Intracellular Ca²⁺ distribution in migrating transformed renal epithelial cells

Abstract

 Migration of transformed Madin-Darby canine kidney (MDCK-F) cells depends on the polarized activity of a Ca²⁺-sensitive K⁺ channel. We tested whether a gradient of intracellular Ca²⁺ concentration ([Ca²⁺]_i) underlies the horizontal polarization of K⁺ channel activity. [Ca²⁺]_i was measured with the fluorescent dye fura-2/AM. Spatial analysis of [Ca²⁺]_i indicated that a horizontal gradient exists, with [Ca²⁺]_i being higher in the cell body than in the lamellipodium. Resting and maximal levels during oscillations of [Ca²⁺]_i in the cell body were found to be 135 ± 34 and 405 ± 59 nmol/l, respectively, whereas they were 79 ± 18 and 307 ± 102 nmol/l in the lamellipodium.
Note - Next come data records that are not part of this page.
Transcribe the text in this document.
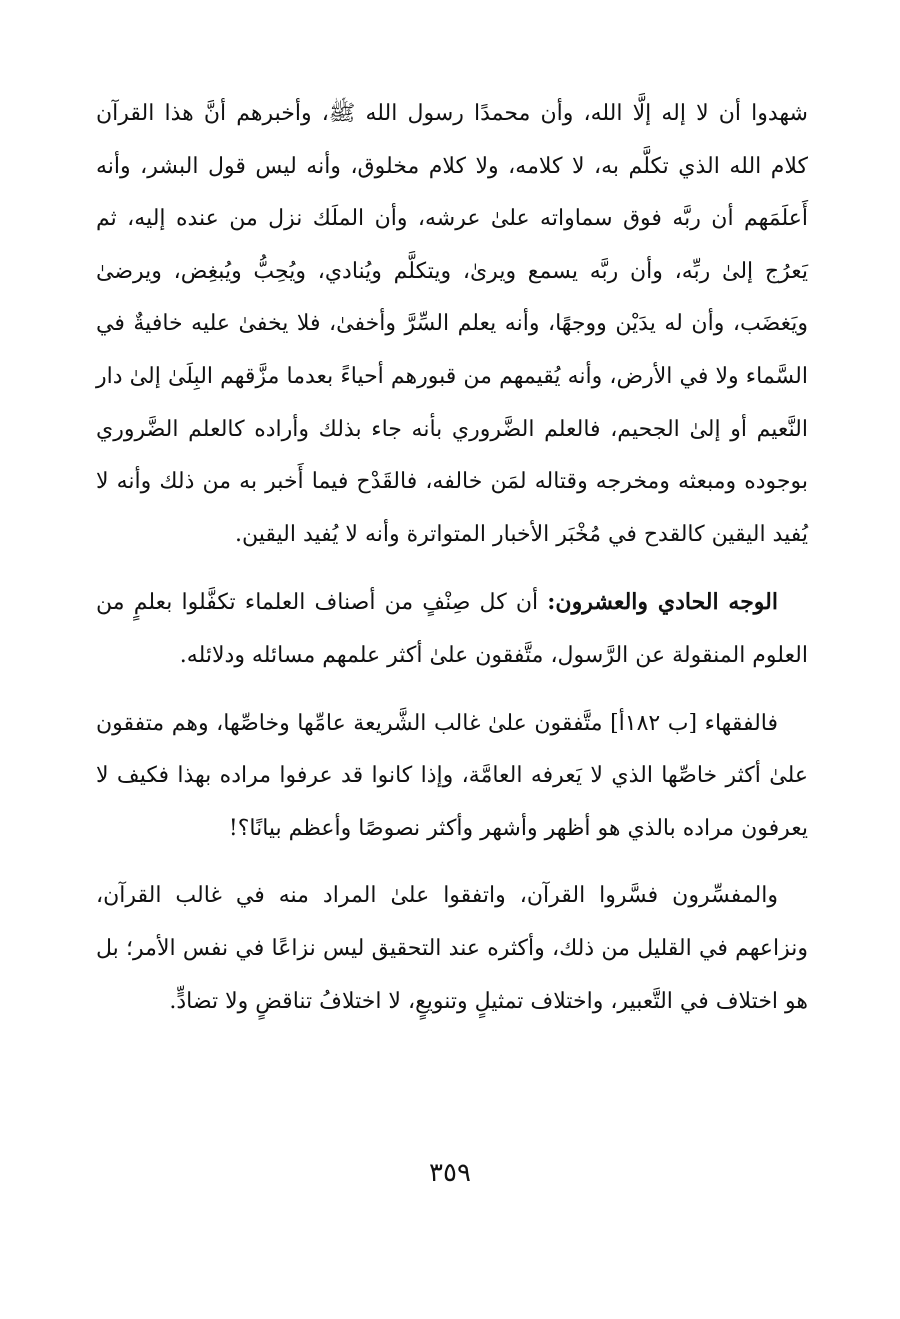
شهدوا أن لا إله إلَّا الله، وأن محمدًا رسول الله ﷺ، وأخبرهم أنَّ هذا القرآن كلام الله الذي تكلَّم به، لا كلامه، ولا كلام مخلوق، وأنه ليس قول البشر، وأنه أَعلَمَهم أن ربَّه فوق سماواته علىٰ عرشه، وأن الملَك نزل من عنده إليه، ثم يَعرُج إلىٰ ربِّه، وأن ربَّه يسمع ويرىٰ، ويتكلَّم ويُنادي، ويُحِبُّ ويُبغِض، ويرضىٰ ويَغضَب، وأن له يدَيْن ووجهًا، وأنه يعلم السِّرَّ وأخفىٰ، فلا يخفىٰ عليه خافيةٌ في السَّماء ولا في الأرض، وأنه يُقيمهم من قبورهم أحياءً بعدما مزَّقهم البِلَىٰ إلىٰ دار النَّعيم أو إلىٰ الجحيم، فالعلم الضَّروري بأنه جاء بذلك وأراده كالعلم الضَّروري بوجوده ومبعثه ومخرجه وقتاله لمَن خالفه، فالقَدْح فيما أَخبر به من ذلك وأنه لا يُفيد اليقين كالقدح في مُخْبَر الأخبار المتواترة وأنه لا يُفيد اليقين.

الوجه الحادي والعشرون: أن كل صِنْفٍ من أصناف العلماء تكفَّلوا بعلمٍ من العلوم المنقولة عن الرَّسول، متَّفقون علىٰ أكثر علمهم مسائله ودلائله.

فالفقهاء [ب ١٨٢أ] متَّفقون علىٰ غالب الشَّريعة عامِّها وخاصِّها، وهم متفقون علىٰ أكثر خاصِّها الذي لا يَعرفه العامَّة، وإذا كانوا قد عرفوا مراده بهذا فكيف لا يعرفون مراده بالذي هو أظهر وأشهر وأكثر نصوصًا وأعظم بيانًا؟!

والمفسِّرون فسَّروا القرآن، واتفقوا علىٰ المراد منه في غالب القرآن، ونزاعهم في القليل من ذلك، وأكثره عند التحقيق ليس نزاعًا في نفس الأمر؛ بل هو اختلاف في التَّعبير، واختلاف تمثيلٍ وتنويعٍ، لا اختلافُ تناقضٍ ولا تضادٍّ.

٣٥٩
This gradient can partially explain the preferential activation of K⁺ channels in the plasma membrane of the cell body. We applied a local superfusion technique during migration experiments and measurements of [Ca²⁺]_i to test whether its maintenance is due to an uneven distribution of Ca²⁺ influx into migrating MDCK-F cells. Locally superfusing the cell body of migrating MDCK-F cells with La³⁺ alone or together with charybdotoxin, a specific blocker of Ca²⁺-sensitive K⁺ channels, slowed migration to 47 ± 10% and 9 ± 5% of control, respectively. Local blockade of Ca²⁺ influx into the cell body and the lamellipodium with La³⁺ was followed by a decrease of [Ca²⁺]_i at both cell poles. This points to Ca²⁺ influx occurring over the entire cell surface. This conclusion was confirmed by locally superfusing Mn²⁺ over the cell body and the lamellipodium. Fura-2 fluorescence was quenched in both areas, the decrease of fluorescence being two to three times faster in the cell body than in the lamellipodium. However, this difference is insufficient to account for the observed gradient of [Ca²⁺]_i. We hypothesize that the polarized distribution of intracellular Ca²⁺ stores contributes significantly to the generation of a gradient of [Ca²⁺]_i.